We wish to take a closer look at some of the areas within the transportation sector that are utilising IoT to transform how transportation systems gather and make use of data.
6. IoT and smart cities
The “smart city” concept has been growing in popularity over recent years, with IoT technology used to monitor traffic on road networks, use of public transport, footfall around pedestrian areas and usage of civic amenities such as recycling centres and rubbish collection.
Smart cities not only focus on making life comfortable for people. These cities improve the social, environmental, and financial aspects of urban living. And as city populations grow, smart cities will become a key ingredient in improving sustainability and quality of living.
The COVID-19 pandemic has also accelerated the timeframe for the development of smart cities. With safety concerns around public transport, city-centre offices, and recreational facilities such as leisure centres and parks, IoT technology will allow authorities and businesses to better understand patterns of usage as well as more efficiently plan safety measures and emergency response strategies.
7. IoT in smart homes
IoT applications within smart home devices enable homeowners to adjust or even automate the lighting, heating and cooling systems at their homes, based on usage patterns and energy prices.
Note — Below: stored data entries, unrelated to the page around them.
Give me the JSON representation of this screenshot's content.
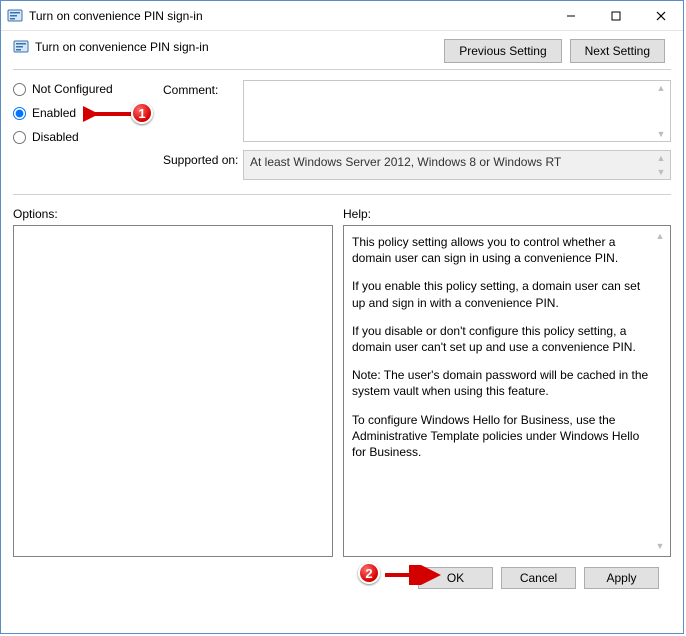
{
  "window": {
    "title": "Turn on convenience PIN sign-in"
  },
  "header": {
    "policy_name": "Turn on convenience PIN sign-in",
    "prev_button": "Previous Setting",
    "next_button": "Next Setting"
  },
  "radios": {
    "not_configured": "Not Configured",
    "enabled": "Enabled",
    "disabled": "Disabled",
    "selected": "enabled"
  },
  "fields": {
    "comment_label": "Comment:",
    "comment_value": "",
    "supported_label": "Supported on:",
    "supported_value": "At least Windows Server 2012, Windows 8 or Windows RT"
  },
  "sections": {
    "options_label": "Options:",
    "help_label": "Help:"
  },
  "help": {
    "p1": "This policy setting allows you to control whether a domain user can sign in using a convenience PIN.",
    "p2": "If you enable this policy setting, a domain user can set up and sign in with a convenience PIN.",
    "p3": "If you disable or don't configure this policy setting, a domain user can't set up and use a convenience PIN.",
    "p4": "Note: The user's domain password will be cached in the system vault when using this feature.",
    "p5": "To configure Windows Hello for Business, use the Administrative Template policies under Windows Hello for Business."
  },
  "footer": {
    "ok": "OK",
    "cancel": "Cancel",
    "apply": "Apply"
  },
  "annotations": {
    "badge1": "1",
    "badge2": "2"
  }
}
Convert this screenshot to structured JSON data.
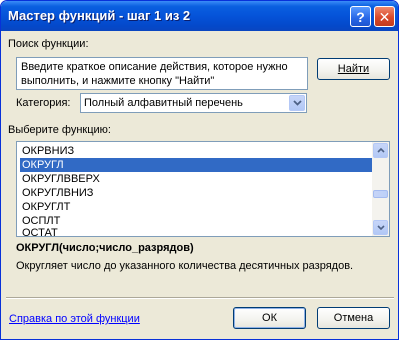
{
  "window": {
    "title": "Мастер функций - шаг 1 из 2",
    "help_button": "?",
    "close_button": "✕"
  },
  "search": {
    "label": "Поиск функции:",
    "description": "Введите краткое описание действия, которое нужно\nвыполнить, и нажмите кнопку \"Найти\"",
    "find_button": "Найти"
  },
  "category": {
    "label": "Категория:",
    "selected": "Полный алфавитный перечень"
  },
  "function_list": {
    "label": "Выберите функцию:",
    "items": [
      {
        "name": "ОКРВНИЗ",
        "selected": false
      },
      {
        "name": "ОКРУГЛ",
        "selected": true
      },
      {
        "name": "ОКРУГЛВВЕРХ",
        "selected": false
      },
      {
        "name": "ОКРУГЛВНИЗ",
        "selected": false
      },
      {
        "name": "ОКРУГЛТ",
        "selected": false
      },
      {
        "name": "ОСПЛТ",
        "selected": false
      },
      {
        "name": "ОСТАТ",
        "selected": false
      }
    ]
  },
  "function_info": {
    "signature": "ОКРУГЛ(число;число_разрядов)",
    "description": "Округляет число до указанного количества десятичных разрядов."
  },
  "footer": {
    "help_link": "Справка по этой функции",
    "ok_button": "ОК",
    "cancel_button": "Отмена"
  },
  "colors": {
    "title_bar": "#0553d9",
    "selection": "#316ac5",
    "dialog_bg": "#ece9d8",
    "link": "#0000ff"
  }
}
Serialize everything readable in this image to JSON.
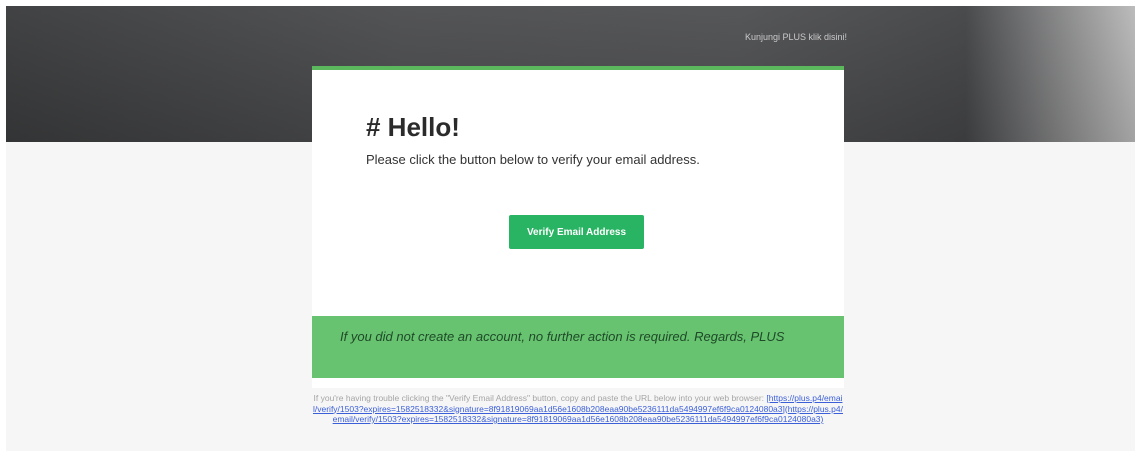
{
  "header": {
    "visit_link": "Kunjungi PLUS klik disini!"
  },
  "card": {
    "heading": "# Hello!",
    "intro": "Please click the button below to verify your email address.",
    "button_label": "Verify Email Address",
    "notice": "If you did not create an account, no further action is required. Regards, PLUS"
  },
  "footer": {
    "trouble_text": "If you're having trouble clicking the \"Verify Email Address\" button, copy and paste the URL below into your web browser: ",
    "url_link": "[https://plus.p4/email/verify/1503?expires=1582518332&signature=8f91819069aa1d56e1608b208eaa90be5236111da5494997ef6f9ca0124080a3](https://plus.p4/email/verify/1503?expires=1582518332&signature=8f91819069aa1d56e1608b208eaa90be5236111da5494997ef6f9ca0124080a3)"
  },
  "colors": {
    "accent_green": "#5cb85c",
    "button_green": "#28b463",
    "notice_green": "#67c370",
    "link_blue": "#3b5fd9"
  }
}
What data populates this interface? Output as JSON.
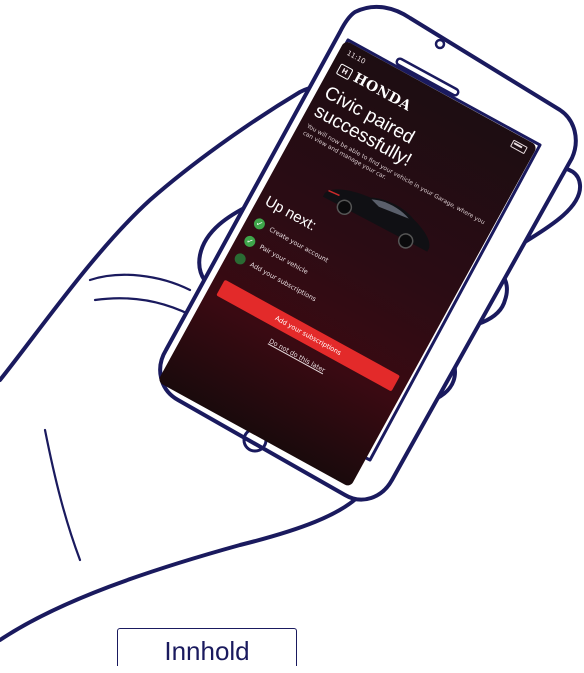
{
  "phone": {
    "time": "11:10",
    "brand": "HONDA",
    "title": "Civic paired successfully!",
    "subtitle": "You will now be able to find your vehicle in your Garage, where you can view and manage your car.",
    "up_next": "Up next:",
    "steps": [
      {
        "label": "Create your account",
        "done": true
      },
      {
        "label": "Pair your vehicle",
        "done": true
      },
      {
        "label": "Add your subscriptions",
        "done": false
      }
    ],
    "cta_label": "Add your subscriptions",
    "skip_label": "Do not do this later"
  },
  "contents_tab": "Innhold",
  "colors": {
    "outline": "#1a1a5e",
    "screen_bg": "#2b0c14",
    "accent": "#e32a2a",
    "check": "#3ea54a"
  }
}
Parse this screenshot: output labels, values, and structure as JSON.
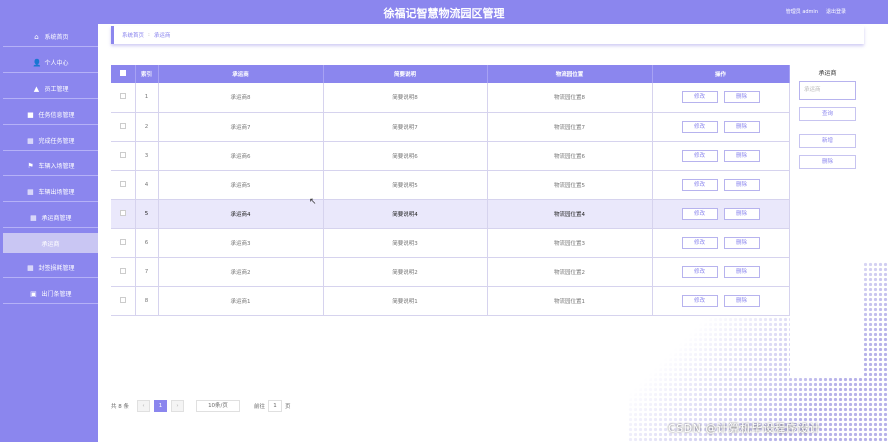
{
  "header": {
    "title": "徐福记智慧物流园区管理",
    "user": "管理员 admin",
    "logout": "退出登录"
  },
  "sidebar": {
    "items": [
      {
        "label": "系统首页",
        "icon": "home-icon",
        "glyph": "⌂"
      },
      {
        "label": "个人中心",
        "icon": "user-icon",
        "glyph": "👤"
      },
      {
        "label": "员工管理",
        "icon": "staff-icon",
        "glyph": "▲"
      },
      {
        "label": "任务信息管理",
        "icon": "task-icon",
        "glyph": "■"
      },
      {
        "label": "完成任务管理",
        "icon": "grid-icon",
        "glyph": "▦"
      },
      {
        "label": "车辆入场管理",
        "icon": "flag-icon",
        "glyph": "⚑"
      },
      {
        "label": "车辆出场管理",
        "icon": "grid-icon",
        "glyph": "▦"
      },
      {
        "label": "承运商管理",
        "icon": "grid-icon",
        "glyph": "▦"
      },
      {
        "label": "承运商",
        "icon": "",
        "glyph": ""
      },
      {
        "label": "封签损耗管理",
        "icon": "grid-icon",
        "glyph": "▦"
      },
      {
        "label": "出门条管理",
        "icon": "door-icon",
        "glyph": "▣"
      }
    ]
  },
  "breadcrumb": {
    "home": "系统首页",
    "sep": ":",
    "current": "承运商"
  },
  "table": {
    "headers": [
      "",
      "索引",
      "承运商",
      "简要说明",
      "物流园位置",
      "操作"
    ],
    "rows": [
      {
        "idx": "1",
        "carrier": "承运商8",
        "desc": "简要说明8",
        "loc": "物流园位置8"
      },
      {
        "idx": "2",
        "carrier": "承运商7",
        "desc": "简要说明7",
        "loc": "物流园位置7"
      },
      {
        "idx": "3",
        "carrier": "承运商6",
        "desc": "简要说明6",
        "loc": "物流园位置6"
      },
      {
        "idx": "4",
        "carrier": "承运商5",
        "desc": "简要说明5",
        "loc": "物流园位置5"
      },
      {
        "idx": "5",
        "carrier": "承运商4",
        "desc": "简要说明4",
        "loc": "物流园位置4"
      },
      {
        "idx": "6",
        "carrier": "承运商3",
        "desc": "简要说明3",
        "loc": "物流园位置3"
      },
      {
        "idx": "7",
        "carrier": "承运商2",
        "desc": "简要说明2",
        "loc": "物流园位置2"
      },
      {
        "idx": "8",
        "carrier": "承运商1",
        "desc": "简要说明1",
        "loc": "物流园位置1"
      }
    ],
    "edit_label": "修改",
    "delete_label": "删除"
  },
  "search": {
    "label": "承运商",
    "placeholder": "承运商",
    "query_btn": "查询",
    "add_btn": "新增",
    "delete_btn": "删除"
  },
  "pager": {
    "total": "共 8 条",
    "prev": "‹",
    "page": "1",
    "next": "›",
    "size": "10条/页",
    "goto": "前往",
    "goto_value": "1",
    "page_unit": "页"
  },
  "watermark": "CSDN @计算机毕设程序设计",
  "colors": {
    "accent": "#8b86ee",
    "highlight_row": "#eae8fb"
  }
}
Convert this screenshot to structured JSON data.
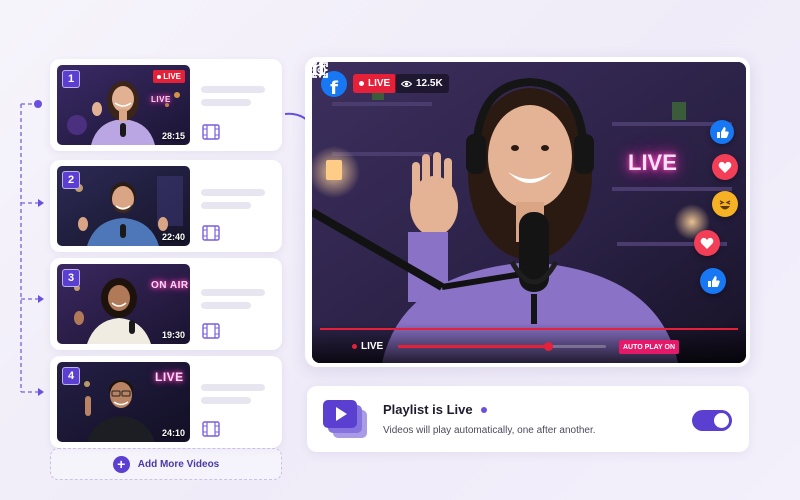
{
  "playlist": {
    "items": [
      {
        "number": "1",
        "duration": "28:15",
        "live_label": "LIVE",
        "sign": "LIVE",
        "is_live": true
      },
      {
        "number": "2",
        "duration": "22:40",
        "live_label": "",
        "sign": "",
        "is_live": false
      },
      {
        "number": "3",
        "duration": "19:30",
        "live_label": "",
        "sign": "ON AIR",
        "is_live": false
      },
      {
        "number": "4",
        "duration": "24:10",
        "live_label": "",
        "sign": "LIVE",
        "is_live": false
      }
    ],
    "add_more_label": "Add More Videos"
  },
  "player": {
    "platform_icon": "facebook-icon",
    "live_label": "LIVE",
    "viewer_count": "12.5K",
    "wall_sign": "LIVE",
    "controls": {
      "live_label": "LIVE",
      "autoplay_label": "AUTO PLAY ON",
      "progress": 0.72
    },
    "reactions": [
      "like-icon",
      "heart-icon",
      "haha-icon",
      "heart-icon",
      "like-icon"
    ]
  },
  "status": {
    "title": "Playlist is Live",
    "subtitle": "Videos will play automatically, one after another.",
    "toggle_on": true
  },
  "colors": {
    "accent": "#5b3fd0",
    "live_red": "#e5213a",
    "facebook_blue": "#1877f2",
    "neon_pink": "#ff3fb8"
  }
}
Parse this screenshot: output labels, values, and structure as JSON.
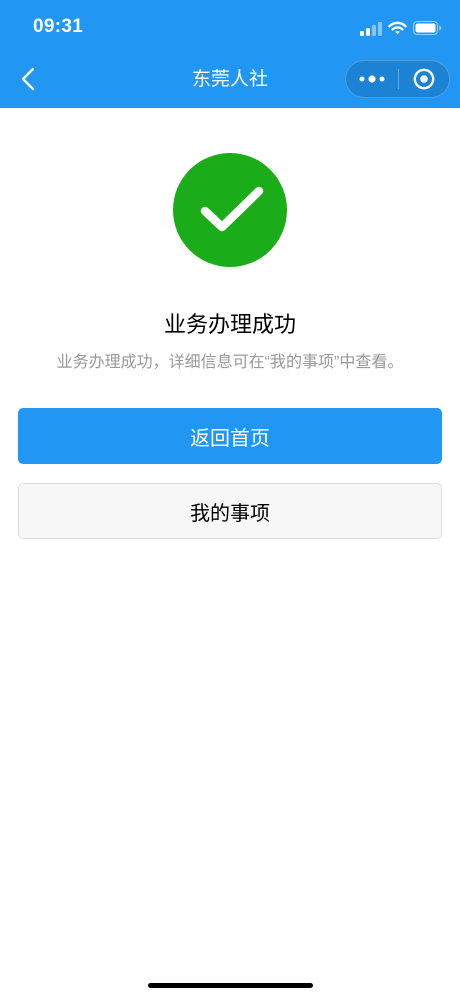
{
  "status_bar": {
    "time": "09:31",
    "signal_strength": 2,
    "signal_max": 4,
    "battery_level": 1.0,
    "icons": [
      "signal-icon",
      "wifi-icon",
      "battery-icon"
    ]
  },
  "nav_bar": {
    "title": "东莞人社",
    "back_icon": "chevron-left-icon",
    "capsule": {
      "more_icon": "more-dots-icon",
      "close_icon": "target-circle-icon"
    }
  },
  "result": {
    "icon": "success-check-icon",
    "title": "业务办理成功",
    "description": "业务办理成功，详细信息可在“我的事项”中查看。"
  },
  "actions": {
    "primary_label": "返回首页",
    "secondary_label": "我的事项"
  },
  "colors": {
    "primary": "#2196F3",
    "success": "#1AAD19",
    "text": "#000000",
    "subtext": "#999999"
  }
}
Temperature and light fluctuations mean that smart homes can adjust the thermostat, air conditioning, or switch lights on and off depending on the time of day.
On top of this, smart homes are also leveraging IoT technology for entertainment, through smart assistants, connected TVs, and smartphones.
The global pandemic with its governmental lockdowns has also seen an increase in personal IoT devices as a form of wellbeing and entertainment, as visits to typical retail places like malls and entertainment venues, have reduced.
The growth in IoT technologies is providing many exciting opportunities, both for businesses and consumers. With developers placing a much greater emphasis on security, we are now starting to see increasing levels on trust in IoT applications which is fuelling the growth.